I’ve heard people joke about creating a program that would remind people to actually attach their attachments but Googling only came up with two Outlook specific scripts. So I wrote one myself.

The only tough problems are interface issues. Since I send through Mutt, I figured the best, least invasive, and least MUA-specific way to set it up was a MTA wrapper that could fail and spit out warnings on STDERR (which Mutt and most MUAs will then show you) when the program expects attachments but find them missing.

The user then needs the ability to either confirm that they really want to send the message sans attachment or they need to go add their forgotten file. The former example is the tricky one from an interface perpsective. Since you can’t depend on being able to ask "Y/N", the program currently looks either for an added header or a CONFIRM command in the subject that it will then strip out before actually sending. This should make it work with just about anything that sends mail using /usr/sbin/sendmail.

At the moment, the program is smart enough to ignore attached PGP signatures but not smart enough to understand any languages other than English (and a super limited vocabulary at that). Patches and suggestions are welcome.

You can grab the script and the necessary Mutt configuration to make it painless at this little web page I put up for it here:

http://mako.cc/projects/attachcheck/

Unhappy Birthday

Because a birthday that involves copyright infringement is an Unhappy Birthday…

In a fit of copyright high-protectionist fervor, I whipped up Unhappy Birthday last night. Many thanks to Seth Schoen who helped save me from my own atrocious spelling, grammar, and thinkos.

The site is a commentary on the fact that the song Happy Birthday To You is under an actively enforced copyright held by Time Warner. This site gives folks the tools and information they need to report unauthorized public performances of that work wherever they may occur.

If educating people and upholding the principle of copyright means risking a DoS of ASCAP’s licensing enforcement infrastructure, that’s a risk I’m willing to take. Please join me and spread the word! Unhappy Birthday is more fun when more people play.

The site is online at: http://www.unhappybirthday.com

Picturesque

The Gates is a massive art installation by Christo and Jeanne-Claude in Central Park, New York City. It’s only going to last for a little over two weeks. As a result, Central Park has been packed. Most of the people packing the park have come with cameras in hand.

Today, Mika and I went to visit central park to see it under some freshly fallen snow. Rather than take pictures of the gates, which everybody does, we decided to (sneakily) take pictures of the people taking pictures of the gates.

We’re calling the resulting photo-documentary Picturesque: Picture of Pictures of the Gates.

cardexchange.org

Many people are worried about the nasty privacy implications — realized and potential — of supermarket and chain store "loyalty" cards. As RFID chips are introduced, things get even more scary.

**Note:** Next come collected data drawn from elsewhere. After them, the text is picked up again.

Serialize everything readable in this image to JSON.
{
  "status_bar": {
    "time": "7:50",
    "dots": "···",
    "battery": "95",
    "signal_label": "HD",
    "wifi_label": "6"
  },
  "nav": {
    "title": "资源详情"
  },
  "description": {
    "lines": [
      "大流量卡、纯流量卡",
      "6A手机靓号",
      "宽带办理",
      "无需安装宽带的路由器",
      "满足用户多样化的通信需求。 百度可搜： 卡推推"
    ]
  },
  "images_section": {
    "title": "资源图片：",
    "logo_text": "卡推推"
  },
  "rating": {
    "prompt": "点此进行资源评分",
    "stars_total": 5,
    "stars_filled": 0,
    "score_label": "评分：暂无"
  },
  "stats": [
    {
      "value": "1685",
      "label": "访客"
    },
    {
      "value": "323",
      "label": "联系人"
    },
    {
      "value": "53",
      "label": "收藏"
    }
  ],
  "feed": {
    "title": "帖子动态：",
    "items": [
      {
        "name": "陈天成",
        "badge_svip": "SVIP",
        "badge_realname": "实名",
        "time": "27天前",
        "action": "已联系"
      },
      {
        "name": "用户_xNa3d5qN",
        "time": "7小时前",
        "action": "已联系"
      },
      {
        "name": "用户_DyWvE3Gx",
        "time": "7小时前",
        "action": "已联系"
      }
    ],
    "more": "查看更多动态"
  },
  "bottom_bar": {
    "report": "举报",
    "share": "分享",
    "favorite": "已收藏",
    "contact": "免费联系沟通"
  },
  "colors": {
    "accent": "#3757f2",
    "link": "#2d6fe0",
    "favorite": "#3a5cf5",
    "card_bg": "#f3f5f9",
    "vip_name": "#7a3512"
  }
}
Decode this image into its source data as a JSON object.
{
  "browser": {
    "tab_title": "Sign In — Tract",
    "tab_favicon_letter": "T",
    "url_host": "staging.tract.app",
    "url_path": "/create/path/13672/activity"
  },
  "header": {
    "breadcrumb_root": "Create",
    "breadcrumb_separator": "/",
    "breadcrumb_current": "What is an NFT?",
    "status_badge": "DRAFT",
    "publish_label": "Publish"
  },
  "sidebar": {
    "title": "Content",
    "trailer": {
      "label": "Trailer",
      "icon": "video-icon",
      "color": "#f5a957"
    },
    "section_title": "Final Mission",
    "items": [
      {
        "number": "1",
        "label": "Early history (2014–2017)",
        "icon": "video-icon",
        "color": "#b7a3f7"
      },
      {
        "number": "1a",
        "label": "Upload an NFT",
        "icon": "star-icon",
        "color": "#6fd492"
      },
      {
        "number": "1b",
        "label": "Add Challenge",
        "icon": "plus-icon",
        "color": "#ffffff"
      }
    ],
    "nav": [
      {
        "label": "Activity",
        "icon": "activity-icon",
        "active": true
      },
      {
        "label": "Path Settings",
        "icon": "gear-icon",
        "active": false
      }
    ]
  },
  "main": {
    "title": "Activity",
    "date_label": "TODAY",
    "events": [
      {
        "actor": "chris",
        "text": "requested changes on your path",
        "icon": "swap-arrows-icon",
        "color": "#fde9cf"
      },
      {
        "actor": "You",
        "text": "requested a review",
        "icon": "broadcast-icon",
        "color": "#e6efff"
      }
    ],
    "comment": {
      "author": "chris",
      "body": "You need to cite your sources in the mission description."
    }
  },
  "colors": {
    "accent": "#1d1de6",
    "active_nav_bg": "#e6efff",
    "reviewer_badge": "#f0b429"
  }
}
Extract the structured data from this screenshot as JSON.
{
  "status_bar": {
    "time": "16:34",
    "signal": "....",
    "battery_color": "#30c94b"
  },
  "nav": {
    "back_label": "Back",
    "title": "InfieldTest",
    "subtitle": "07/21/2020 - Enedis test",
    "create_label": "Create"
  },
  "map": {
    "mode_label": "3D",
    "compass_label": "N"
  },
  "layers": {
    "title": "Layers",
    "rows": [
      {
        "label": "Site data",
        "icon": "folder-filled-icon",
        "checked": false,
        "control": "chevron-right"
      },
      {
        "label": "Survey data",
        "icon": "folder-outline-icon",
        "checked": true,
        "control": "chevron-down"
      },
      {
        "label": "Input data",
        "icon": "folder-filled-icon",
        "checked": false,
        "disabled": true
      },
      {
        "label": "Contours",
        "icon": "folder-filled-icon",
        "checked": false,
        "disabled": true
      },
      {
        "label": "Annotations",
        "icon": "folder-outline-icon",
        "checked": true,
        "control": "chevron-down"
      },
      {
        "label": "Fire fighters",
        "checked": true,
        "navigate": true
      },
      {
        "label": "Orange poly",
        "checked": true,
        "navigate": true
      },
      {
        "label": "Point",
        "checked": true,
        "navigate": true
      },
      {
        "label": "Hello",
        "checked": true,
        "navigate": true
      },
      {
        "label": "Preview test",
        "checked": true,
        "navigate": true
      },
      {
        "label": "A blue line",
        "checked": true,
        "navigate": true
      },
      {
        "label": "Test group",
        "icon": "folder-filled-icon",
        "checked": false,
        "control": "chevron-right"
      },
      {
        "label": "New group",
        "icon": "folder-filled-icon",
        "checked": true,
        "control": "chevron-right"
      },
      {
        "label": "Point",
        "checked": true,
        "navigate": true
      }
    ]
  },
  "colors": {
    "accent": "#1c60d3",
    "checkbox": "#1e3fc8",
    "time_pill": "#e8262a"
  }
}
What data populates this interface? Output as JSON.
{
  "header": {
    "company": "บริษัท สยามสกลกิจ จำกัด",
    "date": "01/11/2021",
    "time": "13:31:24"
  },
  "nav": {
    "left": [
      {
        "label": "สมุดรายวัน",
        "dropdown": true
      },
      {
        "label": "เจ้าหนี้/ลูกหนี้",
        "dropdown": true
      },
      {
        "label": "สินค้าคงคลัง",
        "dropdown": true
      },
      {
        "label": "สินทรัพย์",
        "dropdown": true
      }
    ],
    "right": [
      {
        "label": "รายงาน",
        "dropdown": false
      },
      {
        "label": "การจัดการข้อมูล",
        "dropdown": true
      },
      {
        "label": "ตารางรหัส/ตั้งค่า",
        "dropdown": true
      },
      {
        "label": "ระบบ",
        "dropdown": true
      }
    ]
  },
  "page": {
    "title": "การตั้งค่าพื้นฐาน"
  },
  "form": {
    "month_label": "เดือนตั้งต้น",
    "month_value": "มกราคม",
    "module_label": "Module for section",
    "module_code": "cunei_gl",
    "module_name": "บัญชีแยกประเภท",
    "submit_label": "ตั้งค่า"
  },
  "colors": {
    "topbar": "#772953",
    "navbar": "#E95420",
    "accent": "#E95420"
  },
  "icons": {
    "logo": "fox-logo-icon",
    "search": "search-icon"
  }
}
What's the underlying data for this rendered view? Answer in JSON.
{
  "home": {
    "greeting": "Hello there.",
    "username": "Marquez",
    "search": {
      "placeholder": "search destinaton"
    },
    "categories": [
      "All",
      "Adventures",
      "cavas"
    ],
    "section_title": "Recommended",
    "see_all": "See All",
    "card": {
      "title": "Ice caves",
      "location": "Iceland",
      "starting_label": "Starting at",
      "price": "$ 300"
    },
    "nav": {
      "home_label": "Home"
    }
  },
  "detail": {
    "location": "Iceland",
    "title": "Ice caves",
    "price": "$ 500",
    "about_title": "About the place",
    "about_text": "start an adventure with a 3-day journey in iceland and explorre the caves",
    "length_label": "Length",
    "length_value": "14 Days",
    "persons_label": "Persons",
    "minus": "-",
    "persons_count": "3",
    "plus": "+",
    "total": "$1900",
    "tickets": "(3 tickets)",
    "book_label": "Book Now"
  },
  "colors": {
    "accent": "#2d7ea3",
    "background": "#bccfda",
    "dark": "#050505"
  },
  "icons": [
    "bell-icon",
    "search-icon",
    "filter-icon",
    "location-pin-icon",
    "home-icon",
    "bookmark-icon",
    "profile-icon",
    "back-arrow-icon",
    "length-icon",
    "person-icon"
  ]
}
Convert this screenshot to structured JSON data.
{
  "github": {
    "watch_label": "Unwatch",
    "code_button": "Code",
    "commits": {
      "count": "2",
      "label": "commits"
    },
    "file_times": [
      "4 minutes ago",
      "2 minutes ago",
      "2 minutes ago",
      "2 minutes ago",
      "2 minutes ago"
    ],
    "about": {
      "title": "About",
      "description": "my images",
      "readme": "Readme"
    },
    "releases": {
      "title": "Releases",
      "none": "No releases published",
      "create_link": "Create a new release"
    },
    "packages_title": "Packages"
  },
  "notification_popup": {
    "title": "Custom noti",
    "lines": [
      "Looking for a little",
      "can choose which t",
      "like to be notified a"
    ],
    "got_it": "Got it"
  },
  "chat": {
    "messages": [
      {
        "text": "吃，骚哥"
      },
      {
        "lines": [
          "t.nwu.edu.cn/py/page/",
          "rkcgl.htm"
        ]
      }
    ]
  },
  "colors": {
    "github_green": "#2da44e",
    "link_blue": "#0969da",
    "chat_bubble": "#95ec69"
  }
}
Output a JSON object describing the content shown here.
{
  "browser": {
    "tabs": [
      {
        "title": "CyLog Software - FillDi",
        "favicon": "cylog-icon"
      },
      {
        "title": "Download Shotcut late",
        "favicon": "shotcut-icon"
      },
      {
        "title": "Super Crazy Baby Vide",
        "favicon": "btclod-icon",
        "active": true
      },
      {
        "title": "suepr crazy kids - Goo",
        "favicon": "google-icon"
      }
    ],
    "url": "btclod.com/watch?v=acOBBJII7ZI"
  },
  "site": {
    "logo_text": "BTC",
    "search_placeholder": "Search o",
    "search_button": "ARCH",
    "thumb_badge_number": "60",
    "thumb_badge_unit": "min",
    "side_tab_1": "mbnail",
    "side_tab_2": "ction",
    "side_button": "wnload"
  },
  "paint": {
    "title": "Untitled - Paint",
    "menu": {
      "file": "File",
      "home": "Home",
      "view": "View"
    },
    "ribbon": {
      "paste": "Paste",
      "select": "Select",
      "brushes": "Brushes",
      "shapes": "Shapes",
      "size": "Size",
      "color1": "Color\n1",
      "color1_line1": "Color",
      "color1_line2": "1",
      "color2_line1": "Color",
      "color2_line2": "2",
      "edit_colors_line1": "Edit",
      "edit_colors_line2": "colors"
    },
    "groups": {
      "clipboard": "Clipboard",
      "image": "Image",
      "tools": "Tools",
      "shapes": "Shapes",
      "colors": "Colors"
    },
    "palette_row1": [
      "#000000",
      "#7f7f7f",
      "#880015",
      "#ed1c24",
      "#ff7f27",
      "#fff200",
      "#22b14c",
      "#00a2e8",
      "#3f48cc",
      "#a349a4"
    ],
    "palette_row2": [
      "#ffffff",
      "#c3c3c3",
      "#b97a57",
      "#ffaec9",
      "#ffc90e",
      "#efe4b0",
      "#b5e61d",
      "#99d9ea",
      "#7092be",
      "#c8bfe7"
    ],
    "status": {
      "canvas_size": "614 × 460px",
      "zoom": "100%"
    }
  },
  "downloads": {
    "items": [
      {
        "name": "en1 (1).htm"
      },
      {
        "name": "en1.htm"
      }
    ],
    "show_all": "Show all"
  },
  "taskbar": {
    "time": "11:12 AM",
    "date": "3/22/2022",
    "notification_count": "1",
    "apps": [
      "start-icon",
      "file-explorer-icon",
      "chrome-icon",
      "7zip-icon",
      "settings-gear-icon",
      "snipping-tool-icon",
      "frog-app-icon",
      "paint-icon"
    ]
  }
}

In an attempt to attack supermarkets’ data-mining operation and to gain a new shopping identity in the process, many people have taken to swapping cards with each other. Over the last few years, I’ve been among these people.

A couple years ago, a few friends and I came up with the idea of creating a sort of online loyalty card swap-meet where people could come and exchange their supermarket or chain-store loyalty cards with total strangers from the privacy of their own homes. Some other people have arranged to swap numbers for particular stores but our idea was to swap the actual cards from any store that uses a card. We actually built most of it but got hung up at the last minute on a couple of details and with writing some of the explanatory text.

Last night, I made the final push and finished the code and set everything up and seeded the database with the lists of as many supermarkets that I know use loyalty cards as listed on CASPIAN’s supermarket list.